Am besten widerstandslos einfach alles durchwinken?
Gleich zu Beginn stellt der Oberbürgermeister das Kommunalwahlergebnis in den Blick. Er sagt dort nichts anderes, als dass er sich eine Stadtvertretung wünscht, die die Stadtverwaltung mehrheitlich unterstützt. Die drei Beigeordneten und sein OB-Amt haben mit ihrer jeweiligen politischen Struktur im Rücken rein rechnerisch eine Mehrheit. Was der Oberbürgermeister hier nicht so sehr im Blick hat, ist, dass eine lebendige kommunale Demokratie sachorientiert arbeiten muss. Die gewählten Mitglieder der Stadtvertretung sind einzig sich selbst und den Regeln der Kommunalverfassung verpflichtet. Parteipolitisch getragene Kommunalpolitik, die stets im Interesse der Verwaltung agiert und die Pläne der Beigeordneten und des OBs einfach durchwinkt, würde ihr Ziel verfehlen. Denn es sind doch oft gerade diejenigen die gegen die Verwaltungsansicht stimmen oder diese kritisieren, diejenigen die oft bei bestimmten Punkten ihren Job, ihr Mandat und somit die Pflicht – die Verwaltung zu überwachen – am ernstesten nehmen.
„Konsolidierium“ – eine ins Blut übergegangene Selbstgeißelung zu Lasten einer ganzen Generation?
Dass Schwerin den Haushalt nicht beschlossen hat, wird als negativ dargestellt. Dies verwundert. Denn es scheint wieder einmal nur darum zu gehen, den Rotstift konsequent anzusetzen, die Gebühren und Abgaben zu erhöhen, soziale Angebote zu streichen – koste es an Lebensqualität der Schwerinerinnen und Schweriner, was es wolle. Hauptsache, man erfüllt die Vorgaben als „Konsolidierungskommune“.
Hier muss man ehrlich hinterfragen: Zehn Jahre lang hat Schwerin bereits kontinuierlich Steuern, Abgaben und Gebühren erhöht, soziale Ausgaben reduziert und Investitionen auf Kosten von Nachhaltigkeit, Ökologie und sozialer Gerechtigkeit zurückgestellt, indem bei Ausschreibungen immer der günstigste Anbieter und nicht der sozial, ökologisch und nachhaltigste gewählt wurde. Es wurde Eigentum der Stadt verkauft, günstiger, bezahlbarer Wohnraum abgerissen und vieles mehr.
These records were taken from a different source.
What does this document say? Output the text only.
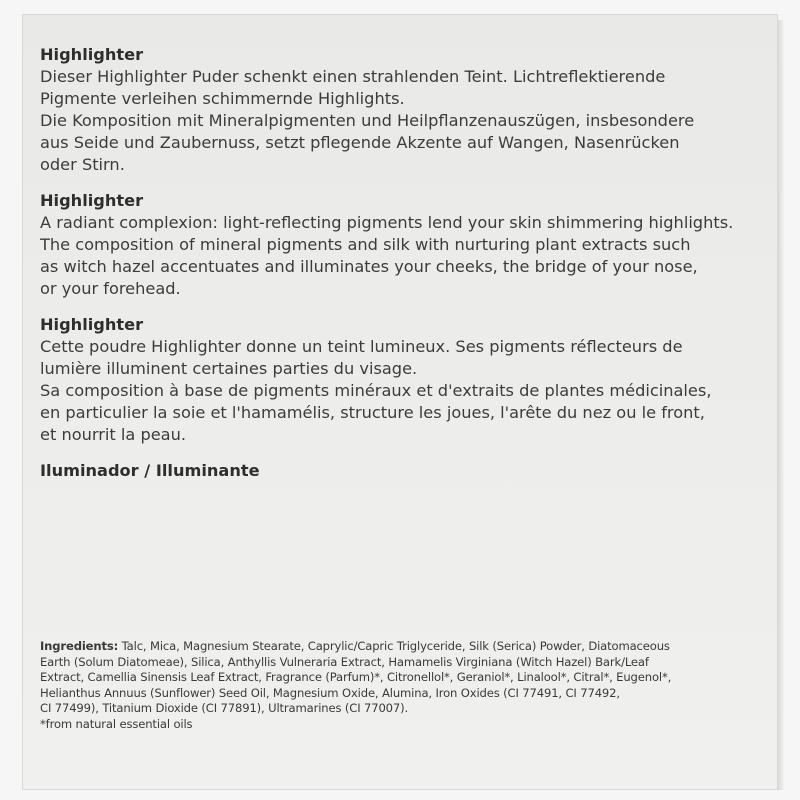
Highlighter
Dieser Highlighter Puder schenkt einen strahlenden Teint. Lichtreflektierende
Pigmente verleihen schimmernde Highlights.
Die Komposition mit Mineralpigmenten und Heilpflanzenauszügen, insbesondere
aus Seide und Zaubernuss, setzt pflegende Akzente auf Wangen, Nasenrücken
oder Stirn.
Highlighter
A radiant complexion: light-reflecting pigments lend your skin shimmering highlights.
The composition of mineral pigments and silk with nurturing plant extracts such
as witch hazel accentuates and illuminates your cheeks, the bridge of your nose,
or your forehead.
Highlighter
Cette poudre Highlighter donne un teint lumineux. Ses pigments réflecteurs de
lumière illuminent certaines parties du visage.
Sa composition à base de pigments minéraux et d'extraits de plantes médicinales,
en particulier la soie et l'hamamélis, structure les joues, l'arête du nez ou le front,
et nourrit la peau.
Iluminador / Illuminante
Ingredients: Talc, Mica, Magnesium Stearate, Caprylic/Capric Triglyceride, Silk (Serica) Powder, Diatomaceous
Earth (Solum Diatomeae), Silica, Anthyllis Vulneraria Extract, Hamamelis Virginiana (Witch Hazel) Bark/Leaf
Extract, Camellia Sinensis Leaf Extract, Fragrance (Parfum)*, Citronellol*, Geraniol*, Linalool*, Citral*, Eugenol*,
Helianthus Annuus (Sunflower) Seed Oil, Magnesium Oxide, Alumina, Iron Oxides (CI 77491, CI 77492,
CI 77499), Titanium Dioxide (CI 77891), Ultramarines (CI 77007).
*from natural essential oils
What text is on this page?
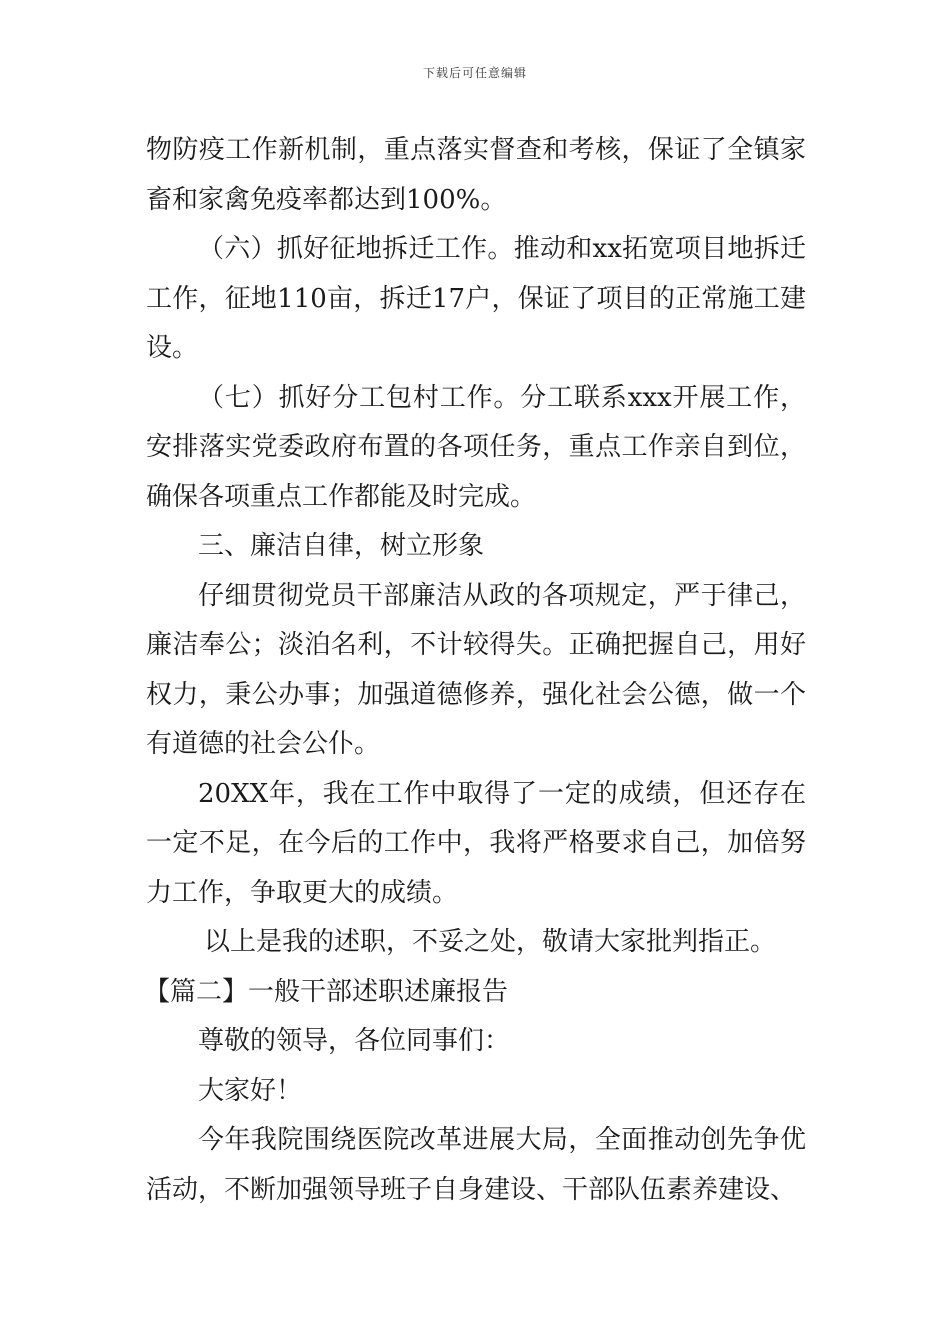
下载后可任意编辑

物防疫工作新机制，重点落实督查和考核，保证了全镇家畜和家禽免疫率都达到100%。

（六）抓好征地拆迁工作。推动和xx拓宽项目地拆迁工作，征地110亩，拆迁17户，保证了项目的正常施工建设。

（七）抓好分工包村工作。分工联系xxx开展工作，安排落实党委政府布置的各项任务，重点工作亲自到位，确保各项重点工作都能及时完成。

三、廉洁自律，树立形象

仔细贯彻党员干部廉洁从政的各项规定，严于律己，廉洁奉公；淡泊名利，不计较得失。正确把握自己，用好权力，秉公办事；加强道德修养，强化社会公德，做一个有道德的社会公仆。

20XX年，我在工作中取得了一定的成绩，但还存在一定不足，在今后的工作中，我将严格要求自己，加倍努力工作，争取更大的成绩。

以上是我的述职，不妥之处，敬请大家批判指正。

【篇二】一般干部述职述廉报告

尊敬的领导，各位同事们：

大家好！

今年我院围绕医院改革进展大局，全面推动创先争优活动，不断加强领导班子自身建设、干部队伍素养建设、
An dieser Stelle hat OB Badenschier vergessen, dass Schwerin seit zehn Jahren seinen Bürgerinnen und Bürgern sehr viel abverlangt hat. Statt dies zu erkennen, wünscht er sich, dass der bisherige Kurs weiterverfolgt wird. Der OB merkt korrekterweise an, dass Schwerin in den letzten zehn Jahren die Schulden von 160 auf 80 Millionen Euro reduziert hat. Schön und gut, aber wenn man nun annimmt, dass es weitere zehn Jahre dauert, bis die Schulden auf null sind, bedeutet das für eine Generation an Schwerinerinnen und Schwerinern, dass sie nichts anderes kennt als steigende Abgaben und Gebühren, Steuererhöhungen und die Reduzierung des sozialen Angebots der Stadt.
Ist dies das Gefühl, mit dem eine ganze Generation in Schwerin aufwachsen soll? Oder wäre es nicht an der Zeit, gegenüber der Landesregierung eine Aussetzung des Konsolidierungswahnsinns einzufordern, um die sozialen und zwingend notwendigen Investitionen in Schwerin wieder aufnehmen zu können? Was ist wichtiger – irgendwann in zehn oder mehr Jahren Einrichtungen wie das Tierheim auskömmlich zu finanzieren oder hinzunehmen, dass das Tierheim seit Jahren an Überlastung leidet? Erst in zehn oder mehr Jahren wieder günstigen Wohnraum zu bauen oder schon heute günstigen Wohnraum zu erhalten?
Bei verschuldeten Kommunen regelt die Kommunalverfassung, was zu tun ist. Dass die Stadt hier in einer Art vorauseilendem Gehorsam seit zehn Jahren eine Selbstgeißelung vollzieht, grenzt schon an „neoliberalen Masochismus“.
Panik um Ataraxia
Der Oberbürgermeister ließ es sich nicht nehmen, auf die Musikschule Ataraxia aufmerksam zu machen. Dort sei es nicht möglich, die Gelder ohne einen beschlossenen, genehmigten und veröffentlichten Haushalt auszuzahlen. Was der OB an dieser Stelle wohl bewusst oder unbewusst auslässt, ist, dass die Stadt sich bereits vor einigen Jahren nach einem Stadtvertreterbeschluss entschieden hat, Mehrjahresverträge abzuschließen. Und an diese Verträge ist die Stadt Schwerin auch bei Ataraxia gebunden.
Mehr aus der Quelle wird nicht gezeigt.